The Symphony No. 1 in C major by Mily Balakirev was commenced as early as 1864, but it was not completed until 1898. It is scored for three flutes (the third doubling piccolo), oboe, English horn, three clarinets (switching between B flat and A instruments), two bassoons, four horns, two trumpets, three trombones, tuba, timpani, triangle, cymbals, snare drum, bass drum, two harps, first and second violins, violas, cellos and double basses.

==Revision==
Balakirev revised the symphony but the publisher Zimmerman does not mark the printing of the second version as different, and scores and parts of the two versions were sometimes mixed up. One way to tell them apart is that the first version has rehearsal figures going up to 15, 10, 7, and 16 but in the second version they go to 26, 14, 14, 26. The more obvious textual changes occur in the third movement.

==Description==
The piece is in four movements:

==Performances==
Sketching began in 1864 but the first performance, with Balakirev himself conducting, did not take place until 1898. In 1949, Herbert von Karajan recorded it with the Philharmonia Orchestra. In December 1955, Sir Thomas Beecham and the Royal Philharmonic Orchestra made the first stereo recording in the U.K..

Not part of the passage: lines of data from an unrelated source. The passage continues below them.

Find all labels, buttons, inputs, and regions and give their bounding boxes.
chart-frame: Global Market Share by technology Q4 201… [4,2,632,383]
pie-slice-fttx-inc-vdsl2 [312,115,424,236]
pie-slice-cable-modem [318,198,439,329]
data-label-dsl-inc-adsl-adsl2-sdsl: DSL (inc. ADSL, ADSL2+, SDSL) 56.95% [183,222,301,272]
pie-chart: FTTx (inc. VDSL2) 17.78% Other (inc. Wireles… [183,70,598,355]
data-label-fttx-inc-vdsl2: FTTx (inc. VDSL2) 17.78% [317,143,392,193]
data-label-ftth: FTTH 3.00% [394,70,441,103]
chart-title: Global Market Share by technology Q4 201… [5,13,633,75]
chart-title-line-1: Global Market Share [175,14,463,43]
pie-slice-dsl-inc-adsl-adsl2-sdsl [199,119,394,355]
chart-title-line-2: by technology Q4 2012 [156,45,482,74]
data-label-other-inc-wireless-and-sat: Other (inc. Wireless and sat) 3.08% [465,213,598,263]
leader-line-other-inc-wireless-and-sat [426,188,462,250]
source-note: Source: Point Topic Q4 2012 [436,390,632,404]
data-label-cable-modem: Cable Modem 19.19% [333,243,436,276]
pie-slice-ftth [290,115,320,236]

The British premiere took place on 26 September 1901 at the Promenade Concerts, under the baton of Henry Wood at Queen's Hall.

There is also a recording of a concert performance with Beecham conducting the BBC Symphony Orchestra. Yevgeny Svetlanov recorded it in 1971, with the USSR Symphony Orchestra. It was later recorded digitally by Neeme Järvi for EMI Classics. A modern recording by the Russian State Symphony Orchestra, conducted by Igor Golovschin, is also available, as well as one from the BBC Philharmonic Orchestra with Vassily Sinaisky as conductor.